Geheimhaltung war daher oberstes Gebot. Darum lehnte Roosevelt auch den Vorschlag Churchills ab, Japan diese Vereinbarung in Form einer Warnung zukommen zu lassen. Wenn der Kongreß, der wie die Mehrheit des amerikanischen Volkes vom Krieg nichts wissen wollte, davon erfahren hätte, wäre Roosevelt aller Wahrscheinlichkeit nach seines Amtes enthoben worden. Um sein Ziel zu erreichen, mußte Roosevelt also dafür sorgen, daß Japan den ersten Schuß abgab. Besonders das amerikanische Öl-Embargo schnürte den Handlungsspielraum des im Krieg um seine „Wohlstandssphäre“ befindlichen Japan völlig ein. Alle mit Tokio geführten Verhandlungen über diese Frage erwiesen sich als reine Scheinverhandlungen.

Der britische Minister für Produktion, Oliver Lyttelton, hat am 20. Juni 1944 dazu festgestellt: „Amerika provozierte Japan in einem derartigen Ausmaß, daß die Japaner gezwungen waren, Pearl Harbor anzugreifen. Es ist eine Travestie der Geschichte, zu sagen, daß dieser Krieg Amerika aufgezwungen wurde.“ Wieso aber traf der japanische Angriff die US-Flotte in Pearl Harbor so überraschend und völlig unvorbereitet? Wer trug die Verantwortung für dieses Desaster? Diese Frage beschäftigte die Amerikaner während des gesamten Krieges. Daher setzte der Kongreß am 11. Mai 1945 einen Ausschuß aus Mitgliedern von Senat und Repräsentantenhaus ein, um diese Frage zu untersuchen.

Dieses „Joint Committee“ nahm seine Tätigkeit am 15. November 1945 auf und beendete sie am 31. Mai 1946. In 70 Verhandlungstagen wurden 43 Zeugen gehört und 183 Dokumente mit Beweismaterial vorgelegt. Verlauf, Erkenntnisse und Ergebnis der Untersuchung hat der Mitherausgeber der Chicago Tribune, George Morgenstern, in einem Buch veröffentlicht, das 1947 erschien und für großen Wirbel sorgte. Es wurde deutlich, daß sowohl die politische Führung bis zum Präsidenten einschließlich sowie die militärische Führung an dem Desaster alles andere als unschuldig waren. Bereits Monate vor dem Angriff war den US-Nachrichtendiensten der Einbruch in den „Purpurcode“ gelungen, den Schlüssel, den die Japaner im weltweiten Nachrichtenverkehr mit ihrem diplomatischen Korps nutzten.

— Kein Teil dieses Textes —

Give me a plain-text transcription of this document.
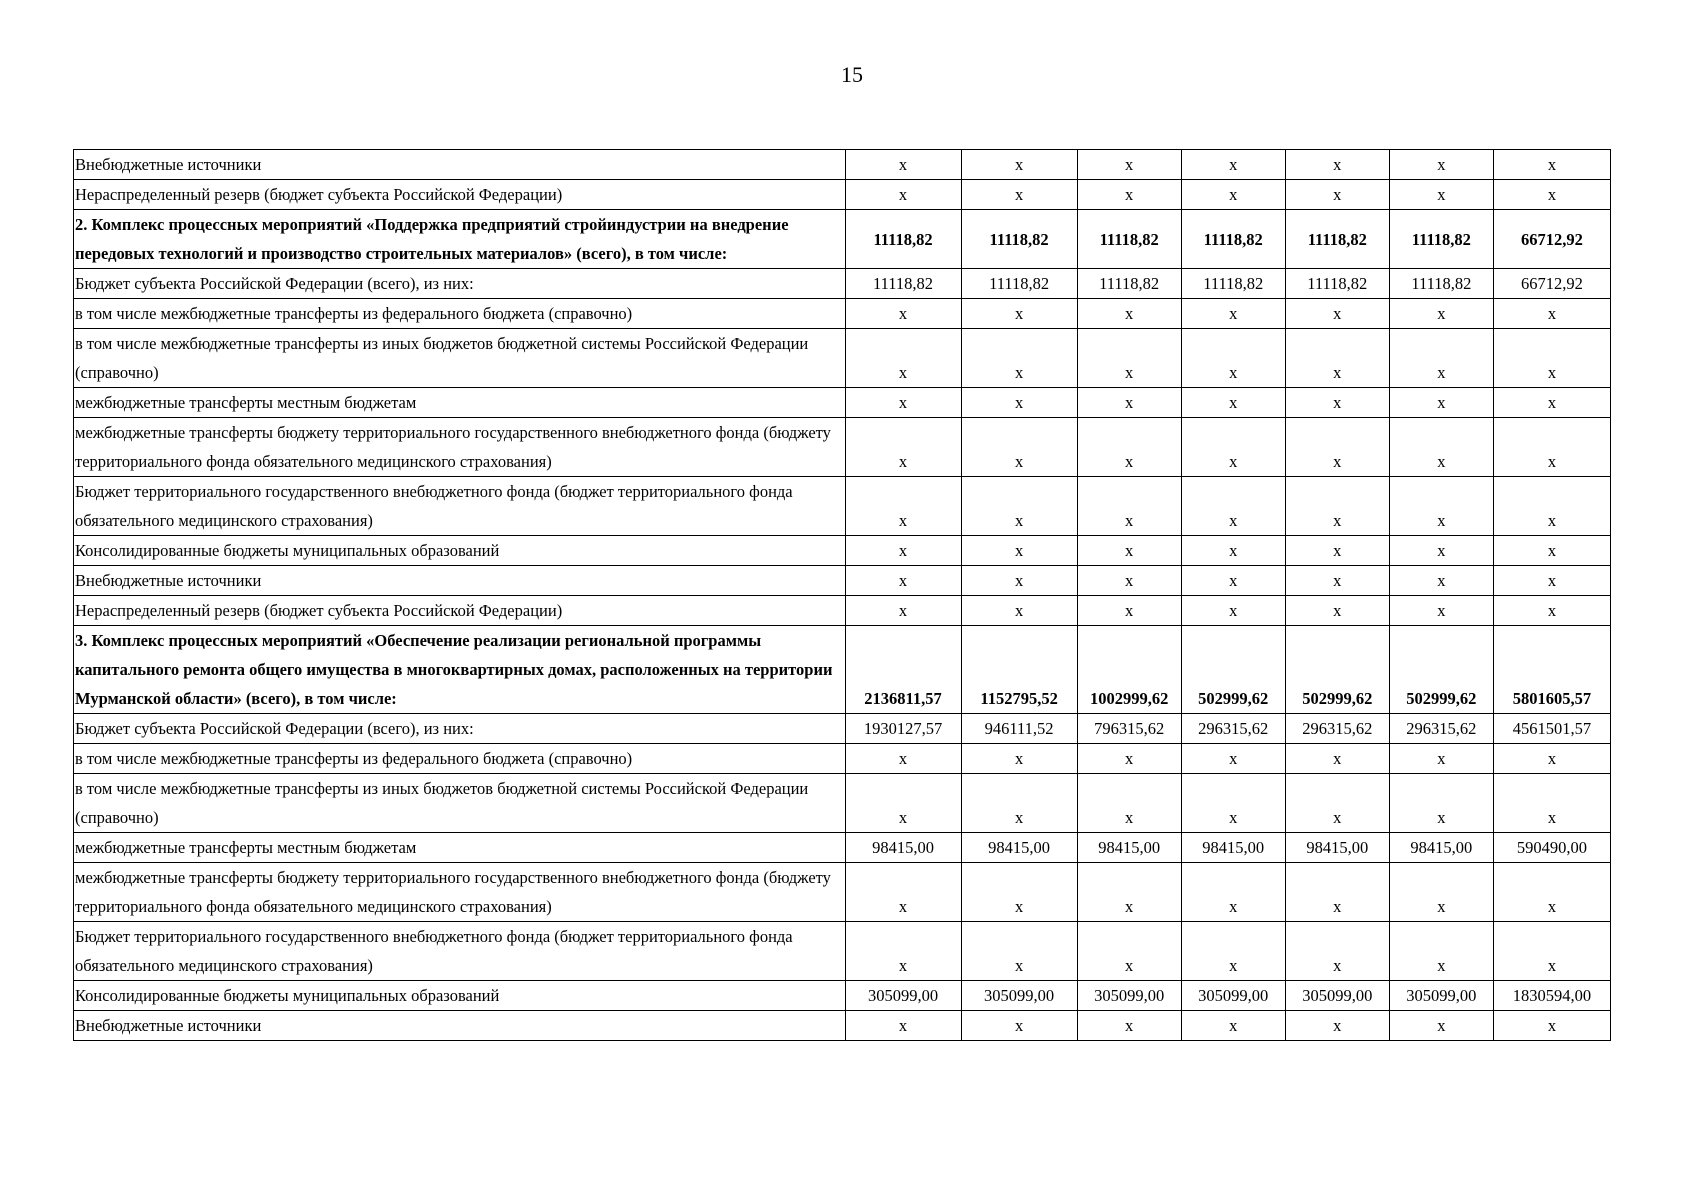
15
Внебюджетные источники	x	x	x	x	x	x	x
Нераспределенный резерв (бюджет субъекта Российской Федерации)	x	x	x	x	x	x	x
2. Комплекс процессных мероприятий «Поддержка предприятий стройиндустрии на внедрение передовых технологий и производство строительных материалов» (всего), в том числе:	11118,82	11118,82	11118,82	11118,82	11118,82	11118,82	66712,92
Бюджет субъекта Российской Федерации (всего), из них:	11118,82	11118,82	11118,82	11118,82	11118,82	11118,82	66712,92
в том числе межбюджетные трансферты из федерального бюджета (справочно)	x	x	x	x	x	x	x
в том числе межбюджетные трансферты из иных бюджетов бюджетной системы Российской Федерации (справочно)	x	x	x	x	x	x	x
межбюджетные трансферты местным бюджетам	x	x	x	x	x	x	x
межбюджетные трансферты бюджету территориального государственного внебюджетного фонда (бюджету территориального фонда обязательного медицинского страхования)	x	x	x	x	x	x	x
Бюджет территориального государственного внебюджетного фонда (бюджет территориального фонда обязательного медицинского страхования)	x	x	x	x	x	x	x
Консолидированные бюджеты муниципальных образований	x	x	x	x	x	x	x
Внебюджетные источники	x	x	x	x	x	x	x
Нераспределенный резерв (бюджет субъекта Российской Федерации)	x	x	x	x	x	x	x
3. Комплекс процессных мероприятий «Обеспечение реализации региональной программы капитального ремонта общего имущества в многоквартирных домах, расположенных на территории Мурманской области» (всего), в том числе:	2136811,57	1152795,52	1002999,62	502999,62	502999,62	502999,62	5801605,57
Бюджет субъекта Российской Федерации (всего), из них:	1930127,57	946111,52	796315,62	296315,62	296315,62	296315,62	4561501,57
в том числе межбюджетные трансферты из федерального бюджета (справочно)	x	x	x	x	x	x	x
в том числе межбюджетные трансферты из иных бюджетов бюджетной системы Российской Федерации (справочно)	x	x	x	x	x	x	x
межбюджетные трансферты местным бюджетам	98415,00	98415,00	98415,00	98415,00	98415,00	98415,00	590490,00
межбюджетные трансферты бюджету территориального государственного внебюджетного фонда (бюджету территориального фонда обязательного медицинского страхования)	x	x	x	x	x	x	x
Бюджет территориального государственного внебюджетного фонда (бюджет территориального фонда обязательного медицинского страхования)	x	x	x	x	x	x	x
Консолидированные бюджеты муниципальных образований	305099,00	305099,00	305099,00	305099,00	305099,00	305099,00	1830594,00
Внебюджетные источники	x	x	x	x	x	x	x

Die Amerikaner nannten diese Kryptoanalyse „Magic“. Im Jahre 1941 wurden durch „Magic“ 700 japanische Chiffremeldungen abgefangen, davon 200, die bis zum 2. Dezember 1941 zurückdatierten und sich mit Schiffsbewegungen befaßten, die unmißverständlich auf den Krieg hindeuteten, sogar auf Zeit und Ort des ersten Angriffs. US-Präsident, Außenminister, Generalstabschef und Marinechef hielten die so gewonnenen Kenntnisse während des Krieges aber streng geheim. So erfuhren auch die Befehlshaber in Pearl Harbor nichts von der ihnen drohenden Gefahr.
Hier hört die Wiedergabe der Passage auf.